Land mode effectively places Robosaurus on the left of the screen, and instead of using its flame breath or crushing claws it attaches a rocket launcher onto the robot so that you can fire rockets at the various enemies that try and take you out. You replenish your ammunition and gas by shooting pick-ups that are dropped from enemy vehicles. Wouldn’t shooting them blow them up? Anyway, doing this effectively eventually triggers a boss but you are such a large target that it can be difficult to get through. This mode feels the most complete but it’s still substandard compared to many of the games available on the Store.

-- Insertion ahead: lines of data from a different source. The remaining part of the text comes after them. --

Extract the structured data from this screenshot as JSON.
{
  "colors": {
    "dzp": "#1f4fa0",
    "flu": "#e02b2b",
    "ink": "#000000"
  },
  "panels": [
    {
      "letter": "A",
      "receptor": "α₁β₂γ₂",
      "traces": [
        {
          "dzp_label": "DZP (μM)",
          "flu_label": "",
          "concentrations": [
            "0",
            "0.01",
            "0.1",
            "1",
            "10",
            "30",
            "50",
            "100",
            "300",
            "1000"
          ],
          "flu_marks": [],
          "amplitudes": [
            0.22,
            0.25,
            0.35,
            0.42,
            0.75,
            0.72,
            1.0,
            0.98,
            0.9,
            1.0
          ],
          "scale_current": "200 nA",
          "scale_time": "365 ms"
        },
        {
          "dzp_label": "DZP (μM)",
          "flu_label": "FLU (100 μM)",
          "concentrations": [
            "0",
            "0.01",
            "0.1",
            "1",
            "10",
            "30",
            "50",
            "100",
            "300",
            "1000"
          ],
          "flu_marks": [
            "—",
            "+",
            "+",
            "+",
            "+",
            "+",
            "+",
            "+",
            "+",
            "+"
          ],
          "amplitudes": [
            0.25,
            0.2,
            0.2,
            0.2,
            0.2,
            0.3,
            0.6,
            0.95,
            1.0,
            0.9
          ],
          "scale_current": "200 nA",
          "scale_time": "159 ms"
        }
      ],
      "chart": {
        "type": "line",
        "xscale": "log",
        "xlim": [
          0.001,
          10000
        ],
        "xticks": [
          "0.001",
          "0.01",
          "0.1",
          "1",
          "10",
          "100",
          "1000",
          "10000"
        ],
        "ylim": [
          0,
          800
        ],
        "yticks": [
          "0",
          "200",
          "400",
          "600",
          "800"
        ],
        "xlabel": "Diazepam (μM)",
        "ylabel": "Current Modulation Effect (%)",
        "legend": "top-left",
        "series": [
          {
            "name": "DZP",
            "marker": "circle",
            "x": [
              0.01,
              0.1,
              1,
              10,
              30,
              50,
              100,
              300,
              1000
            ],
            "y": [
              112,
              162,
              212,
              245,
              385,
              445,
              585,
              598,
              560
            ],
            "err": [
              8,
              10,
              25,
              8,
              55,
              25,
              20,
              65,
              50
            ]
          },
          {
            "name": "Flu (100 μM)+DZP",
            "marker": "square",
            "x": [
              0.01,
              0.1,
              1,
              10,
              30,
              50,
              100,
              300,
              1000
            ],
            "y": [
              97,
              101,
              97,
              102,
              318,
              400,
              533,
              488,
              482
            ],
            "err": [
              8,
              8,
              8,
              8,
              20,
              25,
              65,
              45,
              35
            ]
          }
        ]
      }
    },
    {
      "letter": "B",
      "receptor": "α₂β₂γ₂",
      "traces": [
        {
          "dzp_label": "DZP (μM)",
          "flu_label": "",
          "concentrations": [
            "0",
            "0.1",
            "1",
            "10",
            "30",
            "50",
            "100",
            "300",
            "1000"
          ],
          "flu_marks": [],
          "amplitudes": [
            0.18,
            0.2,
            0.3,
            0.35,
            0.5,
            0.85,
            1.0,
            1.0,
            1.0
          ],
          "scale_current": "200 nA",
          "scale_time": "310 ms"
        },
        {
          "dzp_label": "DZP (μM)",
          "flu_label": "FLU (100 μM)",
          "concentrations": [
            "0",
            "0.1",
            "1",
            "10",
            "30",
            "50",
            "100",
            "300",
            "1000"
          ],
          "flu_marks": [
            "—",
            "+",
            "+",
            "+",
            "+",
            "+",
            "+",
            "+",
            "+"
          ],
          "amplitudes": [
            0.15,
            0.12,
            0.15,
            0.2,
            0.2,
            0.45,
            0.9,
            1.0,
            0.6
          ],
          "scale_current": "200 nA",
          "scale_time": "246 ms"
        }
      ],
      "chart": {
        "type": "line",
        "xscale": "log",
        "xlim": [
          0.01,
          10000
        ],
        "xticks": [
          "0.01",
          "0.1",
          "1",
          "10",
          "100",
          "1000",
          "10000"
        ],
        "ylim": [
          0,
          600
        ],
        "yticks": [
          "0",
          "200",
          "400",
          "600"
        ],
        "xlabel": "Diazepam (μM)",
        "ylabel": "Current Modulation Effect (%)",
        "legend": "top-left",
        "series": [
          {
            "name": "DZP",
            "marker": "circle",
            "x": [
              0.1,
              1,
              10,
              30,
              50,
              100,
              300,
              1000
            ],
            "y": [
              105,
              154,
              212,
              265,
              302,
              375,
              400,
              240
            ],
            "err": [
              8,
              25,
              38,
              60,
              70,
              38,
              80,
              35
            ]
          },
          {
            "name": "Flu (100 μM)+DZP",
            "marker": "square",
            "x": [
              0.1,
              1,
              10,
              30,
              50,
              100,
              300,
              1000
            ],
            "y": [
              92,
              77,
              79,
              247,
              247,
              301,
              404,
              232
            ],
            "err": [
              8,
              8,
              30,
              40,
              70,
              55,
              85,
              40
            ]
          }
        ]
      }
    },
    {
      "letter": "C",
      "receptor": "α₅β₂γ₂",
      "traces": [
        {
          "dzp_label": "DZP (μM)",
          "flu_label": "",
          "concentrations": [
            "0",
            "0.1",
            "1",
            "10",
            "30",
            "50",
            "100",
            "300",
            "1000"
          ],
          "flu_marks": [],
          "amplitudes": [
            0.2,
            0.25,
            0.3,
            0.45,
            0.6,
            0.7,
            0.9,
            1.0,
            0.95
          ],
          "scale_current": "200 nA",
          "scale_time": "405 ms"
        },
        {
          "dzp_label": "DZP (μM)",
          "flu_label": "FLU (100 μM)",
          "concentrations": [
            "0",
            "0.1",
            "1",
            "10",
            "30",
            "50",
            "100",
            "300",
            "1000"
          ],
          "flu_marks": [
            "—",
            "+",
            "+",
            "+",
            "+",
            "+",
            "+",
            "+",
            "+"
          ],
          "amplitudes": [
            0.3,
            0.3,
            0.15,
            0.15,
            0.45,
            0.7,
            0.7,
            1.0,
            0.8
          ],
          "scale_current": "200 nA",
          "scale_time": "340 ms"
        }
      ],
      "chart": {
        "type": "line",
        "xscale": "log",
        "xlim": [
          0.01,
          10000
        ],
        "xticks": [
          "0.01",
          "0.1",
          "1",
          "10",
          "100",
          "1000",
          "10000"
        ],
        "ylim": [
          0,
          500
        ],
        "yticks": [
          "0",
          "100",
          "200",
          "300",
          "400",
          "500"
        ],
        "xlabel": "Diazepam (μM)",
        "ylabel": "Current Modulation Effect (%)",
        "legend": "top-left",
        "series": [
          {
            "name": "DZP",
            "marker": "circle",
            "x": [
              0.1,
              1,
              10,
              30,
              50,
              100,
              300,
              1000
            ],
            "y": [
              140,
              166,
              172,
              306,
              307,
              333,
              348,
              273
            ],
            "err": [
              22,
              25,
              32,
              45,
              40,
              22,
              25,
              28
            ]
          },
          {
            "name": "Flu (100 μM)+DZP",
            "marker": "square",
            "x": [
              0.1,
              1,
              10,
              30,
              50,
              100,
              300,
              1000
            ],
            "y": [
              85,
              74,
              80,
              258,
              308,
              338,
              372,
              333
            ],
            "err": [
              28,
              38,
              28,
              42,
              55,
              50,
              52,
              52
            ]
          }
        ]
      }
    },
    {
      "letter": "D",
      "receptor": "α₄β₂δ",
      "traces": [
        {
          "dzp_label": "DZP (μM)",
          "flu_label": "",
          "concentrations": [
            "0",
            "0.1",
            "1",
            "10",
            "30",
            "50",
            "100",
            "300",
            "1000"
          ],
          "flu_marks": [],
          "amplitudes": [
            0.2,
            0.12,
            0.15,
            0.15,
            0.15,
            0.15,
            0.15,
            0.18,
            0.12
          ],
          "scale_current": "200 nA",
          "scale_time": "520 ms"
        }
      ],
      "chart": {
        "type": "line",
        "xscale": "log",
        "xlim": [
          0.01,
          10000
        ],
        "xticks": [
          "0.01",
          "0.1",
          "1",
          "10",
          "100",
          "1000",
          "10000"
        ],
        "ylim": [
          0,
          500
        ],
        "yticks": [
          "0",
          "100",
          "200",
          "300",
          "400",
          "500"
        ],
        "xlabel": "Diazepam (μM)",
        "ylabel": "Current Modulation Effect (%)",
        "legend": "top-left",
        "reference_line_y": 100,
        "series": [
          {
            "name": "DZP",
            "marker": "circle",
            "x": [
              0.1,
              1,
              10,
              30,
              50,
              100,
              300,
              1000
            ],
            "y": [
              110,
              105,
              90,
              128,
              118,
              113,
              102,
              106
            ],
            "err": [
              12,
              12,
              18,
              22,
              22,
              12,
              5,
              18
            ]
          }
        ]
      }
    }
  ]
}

Air mode puts you in the cockpit with a gun that sports three different types of ammunition; another addon that doesn’t appear in the real-life version of Robosaurus. You tap each of the three buttons along the bottom to fire the corresponding bullet and your stock can be replenished by running into those same coloured blobs that are dropped from blimps. What is annoying though is when you run out of ammunition for a gun you can’t fire it again; it should just be one gun ideally and then they could have made the fire button bigger. Also, the mode doesn’t end when you completely run out of ammunition and so it feels rushed out as a result.

The final mode, Crush, is the most broken. We couldn’t get the controls to work at all; you have to throw cars of various weights at different obstacles in order to smash them, but it just doesn’t do what it’s supposed to do.

In Conclusion

Robosaurus is not a game you should consider getting for your iPhone; it feels rushed out without any attention paid to good interface design (i.e. getting you to tap a particular element on the screen to continue instead of simply tapping any area of the screen) or for that matter graphic design. Games like this clog up the App Store needlessly and instead of contributing to a rich ecosystem they take attention away from what’s really worth playing.